A year earlier, Scotiabank’s adjusted profit attributable to shareholders was $1.946 billion or $1.58 per diluted share.
“We delivered strong results to start the year, continuing the momentum we built over the last year,” Scotiabank president and chief executive Brian Porter told analysts on a conference call Tuesday.
The lender’s Canadian banking division reported net income attributable to shareholders of $1.1 billion, up 12 per cent compared to the same period a year earlier.
Scotiabank’s Canadian residential mortgage portfolio was $208 billion, up roughly 6.7 per cent from $195 billion a year earlier. For comparison, the bank saw 2.6 per cent growth in its domestic residential mortgage portfolio in the fiscal first quarter of 2017, up from $190 billion in the first quarter of 2016.

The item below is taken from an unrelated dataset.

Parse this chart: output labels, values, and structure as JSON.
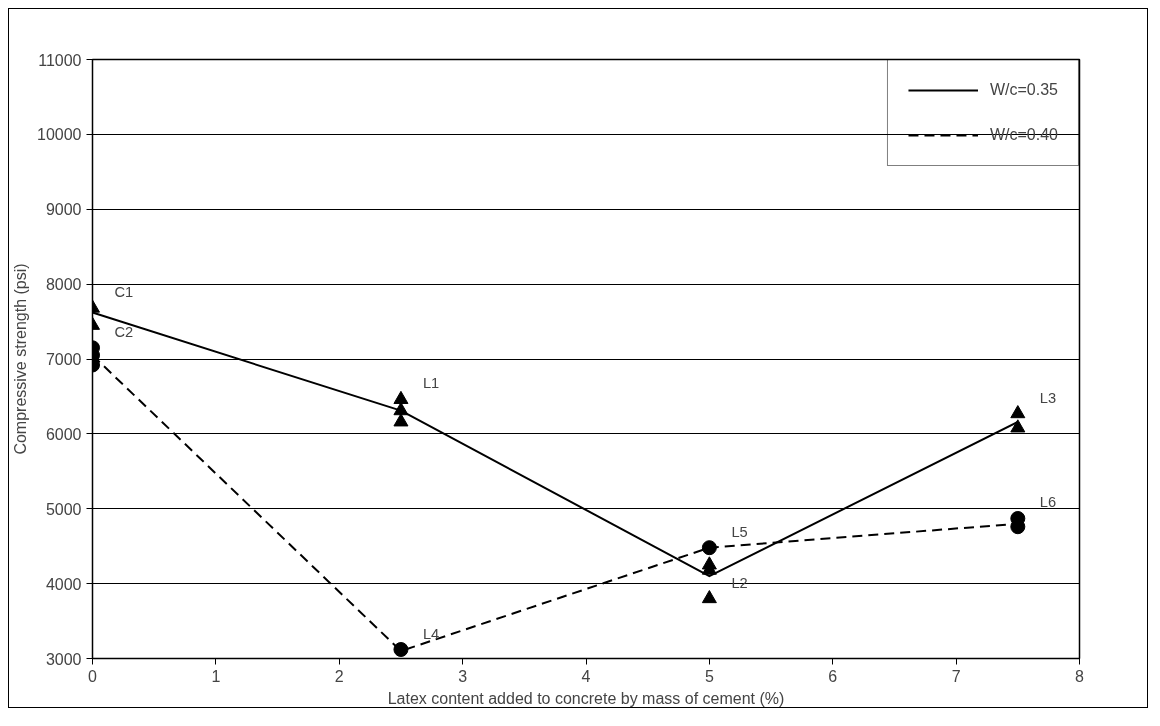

The Canadian banks’ mortgage portfolios are being closely watched for any impact from new stiffer rules for uninsured mortgages introduced on Jan. 1. The revised underwriting guidelines require would-be homebuyers with a 20 per cent down payment or larger to prove they can continue to make their mortgage payments if interest rates rise. Banking executives have signalled that these new rules could act as a headwind to the business. CIBC and RBC executives said last week that it is too early to tell what impact the new rules have had thus far.
Meanwhile, earnings attributable to shareholders in Scotiabank’s international banking division was up 16 per cent year-over-year to $667 million, as Scotiabank continues to focus its expansion efforts on the Pacific Alliance countries of Chile, Colombia, Mexico, and Peru.
“The strong momentum in our business was driven by double-digit growth in loans in the Pacific Alliance countries, positive operating leverage and good credit quality,” Porter said in a statement.
Its global banking and markets division, however, reported net income attributable to shareholders of $454 million, marking a decrease of $15 million or three per cent from the same period a year earlier.
Analysts were generally pleased with Scotiabank’s latest results.
“Overall, this was a good quarter, with positive trends showing through in the areas in which we need them to sustain our positive view on the shares, particularly the good volume growth and good operating leverage in the key operating segments,” said Robert Sedran, an analyst with CIBC Capital Markets, in a note to clients.
The bank’s common equity tier 1 ratio (CET1), a key measure of financial health, was 11.2 per cent, down from 11.3 per cent a year ago and 11.5 per cent in the previous quarter.
Scotiabank’s provisions for credit losses, or money set aside for bad loans, dropped slightly in the latest quarter to $544 million, compared with $553 million a year earlier. However, this quarter was the first to reflect a new accounting standard, known as IFRS 9. The new standard puts a greater emphasis on a banks’ expected losses over the life of the loan, and in turn, introduces more volatility to the measure.